Он уже успел заказать телефонный разговор с домом. Попросил междугородную позвонить прямо сюда, в общежитие. Но сейчас главным было не это. Главное — все, что он видел на перегоне. Записать, ничего не забыть, не упустить. Скорее записать!..

Нет, он не мог не испытывать благодарности к Зубку и Красильникову. Пусть ему не удалось пока побеседовать с теми, кого они назвали. Но есть еще день завтра, есть еще день послезавтра. А сегодня он видел их во время «окна».

Собственно, он видел не только их. Он узнал, что такое «окно», по-настоящему узнал, что такое путейцы.

Они сменяли рельсы и шпалы на пятисотметровом отрезке линии. Два с половиной часа «Окна». Работы были в разгаре, когда Рябинин и Красильников приехали на закрытой дрезине.

Сейчас Рябинина обступали голые серовато-белые стены комнаты для приезжих, но ему явственно виделась неоглядная равнина под неоглядным голубым небом, уходящая к горизонту струна железной дороги и люди, кучно работающие на одном отрезке этой струны.

«Окно» — это значит отдай все. Отдай все, чтобы успеть. Ни одной капли душевных и физических сил, не употребленных в дело.

Звучали, отдаваясь в небе, глухие удары костыльных молотков, звон швыряемых металлических деталей — подкладок, накладок, болтов; шуршал щебень под ногами людей. Но сами люди были немы. Яростная немота. Как ни ничтожно мало сил требуется на произнесение слов, люди не хотели расходовать и их.

Порыв действия, сгусток воли, напряжение рук, ног, спин. Люди были немы, но порой Рябинину казалось, что он слышит работу мускулов.

Отдай все, чтобы успеть… Он старался схватить общее выражение этой волнующей, динамической картины; те из рабочих, на кого обращал внимание Рябинина Красильников, были неотъемлемыми частицами этой картины.

…Быстро движется шеренга людей, несущих рельс. Рябинин заметил: чаще рельс переносили с помощью больших двуручных щипцов несколько пар рабочих. Но на этот раз рельс переносили в руках. Оттянутые вниз плечи, оттянутые вниз, на всю их длину руки. Шеренга рук, шеренга быстро движущихся рабочих. Тот из них, на которого обратили внимание Рябинина, идет первым. Синяя выгоревшая гимнастерка расстегнута на груди, на шее проступала, надувшись, каждая жила, каждая мышца; бритая голова наклонена, но кажется, она хочет подняться, хочет и не может: рельс тянет вниз, и кажется лишь благодаря тому, что эта оголенная, багровая голова рвется вверх, рельс остается в руках рабочего, где-то у пояса его.
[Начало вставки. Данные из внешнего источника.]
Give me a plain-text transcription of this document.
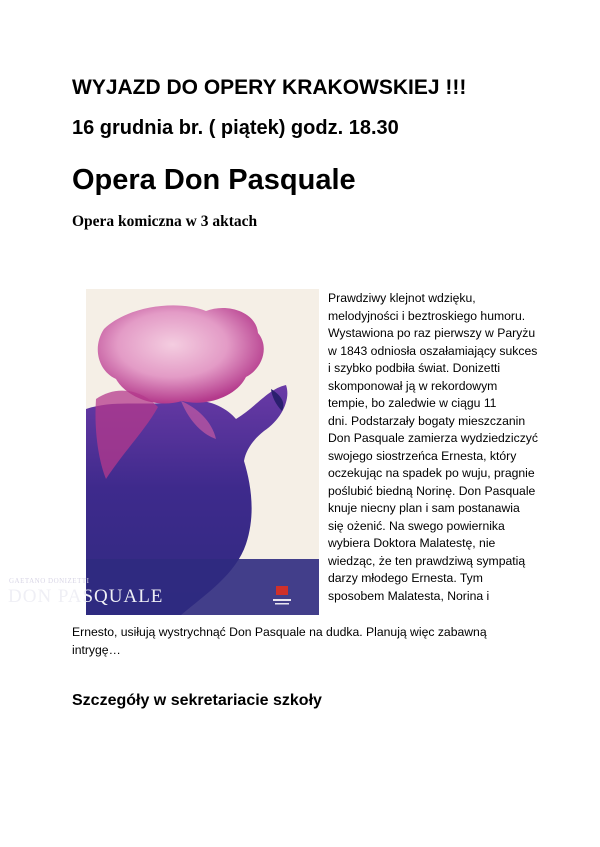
WYJAZD DO OPERY KRAKOWSKIEJ !!!
16 grudnia br. ( piątek) godz. 18.30
Opera Don Pasquale
Opera komiczna w 3 aktach
GAETANO DONIZETTI
DON PASQUALE
Prawdziwy klejnot wdzięku,
melodyjności i beztroskiego humoru.
Wystawiona po raz pierwszy w Paryżu
w 1843 odniosła oszałamiający sukces
i szybko podbiła świat. Donizetti
skomponował ją w rekordowym
tempie, bo zaledwie w ciągu 11
dni. Podstarzały bogaty mieszczanin
Don Pasquale zamierza wydziedziczyć
swojego siostrzeńca Ernesta, który
oczekując na spadek po wuju, pragnie
poślubić biedną Norinę. Don Pasquale
knuje niecny plan i sam postanawia
się ożenić. Na swego powiernika
wybiera Doktora Malatestę, nie
wiedząc, że ten prawdziwą sympatią
darzy młodego Ernesta. Tym
sposobem Malatesta, Norina i
Ernesto, usiłują wystrychnąć Don Pasquale na dudka. Planują więc zabawną
intrygę…
Szczegóły w sekretariacie szkoły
…Низенький, сухощавый, невидный собой мужчина с лицом, загоревшим до цвета древесной коры, в синем суконном кителе и форменной фуражке, насевшей на самые уши, выдергивает костыли. Вот он поддел костыль железной лапой, поддел и тотчас же, собрав всего себя в единый рывок, нажал на другой конец лапы… Он не упал, когда лапа молниеносно и свободно устремилась вдруг вниз. Лишь злее сомкнул рот. Оказалось металл не выдержал, у костыля отскочили плечики: отскочили, словно они были из стекла, словно не составляли одно монолитное целое со всем металлическим телом костыля.

…Полненькая девушка в трикотажной кофточке без рукавов, в сатиновых шароварах склонилась над стыком рельсов. Крепкие ноги прямо и недвижимо, будто припаянные, стоят на шпале. Девушка закрепляет болты на стыке. Гаечный ключ, которым она орудует, огромен. Всякий знает: чем длиннее ключ, тем меньше требуется усилий, чтобы потуже завернуть гайку. И все же, как ни велик ключ, которым работает девушка, она каждый раз, поворачивая его, сжимается вся, как пружина, и в последний момент наваливается на ключ всей тяжестью тела.
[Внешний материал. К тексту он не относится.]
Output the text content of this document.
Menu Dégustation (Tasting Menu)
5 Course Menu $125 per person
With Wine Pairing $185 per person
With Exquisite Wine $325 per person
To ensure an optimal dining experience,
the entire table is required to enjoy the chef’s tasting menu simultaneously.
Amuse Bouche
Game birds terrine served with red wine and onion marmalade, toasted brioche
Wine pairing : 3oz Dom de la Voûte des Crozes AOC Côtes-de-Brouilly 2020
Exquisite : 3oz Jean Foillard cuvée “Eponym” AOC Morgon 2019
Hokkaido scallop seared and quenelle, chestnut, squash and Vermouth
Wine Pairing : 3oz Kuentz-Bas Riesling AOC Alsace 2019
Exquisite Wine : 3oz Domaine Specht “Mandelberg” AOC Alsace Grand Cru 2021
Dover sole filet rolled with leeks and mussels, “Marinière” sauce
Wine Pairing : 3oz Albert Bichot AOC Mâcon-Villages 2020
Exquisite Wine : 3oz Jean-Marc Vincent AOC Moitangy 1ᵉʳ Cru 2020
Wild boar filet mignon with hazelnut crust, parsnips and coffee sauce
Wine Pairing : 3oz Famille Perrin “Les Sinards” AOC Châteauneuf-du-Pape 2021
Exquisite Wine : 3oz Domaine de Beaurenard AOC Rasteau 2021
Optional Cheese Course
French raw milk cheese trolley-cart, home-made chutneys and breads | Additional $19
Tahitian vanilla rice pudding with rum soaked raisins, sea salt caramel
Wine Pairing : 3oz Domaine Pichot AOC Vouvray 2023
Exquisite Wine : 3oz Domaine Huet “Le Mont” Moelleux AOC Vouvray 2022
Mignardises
… Рослая, костистая женщина выбивает из рельса старую накладку. Она хлещет по ней костыльным молотком, хлещет с маху, так же мощно, привычно, умело, как забивала костыли в Белой Выси Вера. Удар, удар, еще удар… Сломалась рукоять молотка. Женщина не позволяет себе ни удивиться, ни вскипеть возмущением; она тотчас бежит на обочину пути к груде запасного инструмента; выхватив из нее новый молоток, окидывает его оценивающим взглядом; бросает, выхватывает еще один и, столь же быстро осмотрев его, бежит с ним назад.

Красильников сообщил Рябинину фамилии этих четверых. Завтра можно будет побеседовать с ними. Впрочем, они не отличались от остальных ничем. А всего во время «окна» работало семьдесят.

… На тумбочке умещались лишь блокнот да кисть руки; локоть оказывался на весу, писать было неловко, и рука быстро уставала. Рябинин менял позу, передвигал стул, даже несколько раз поворачивал слегка тумбочку и продолжал записывать.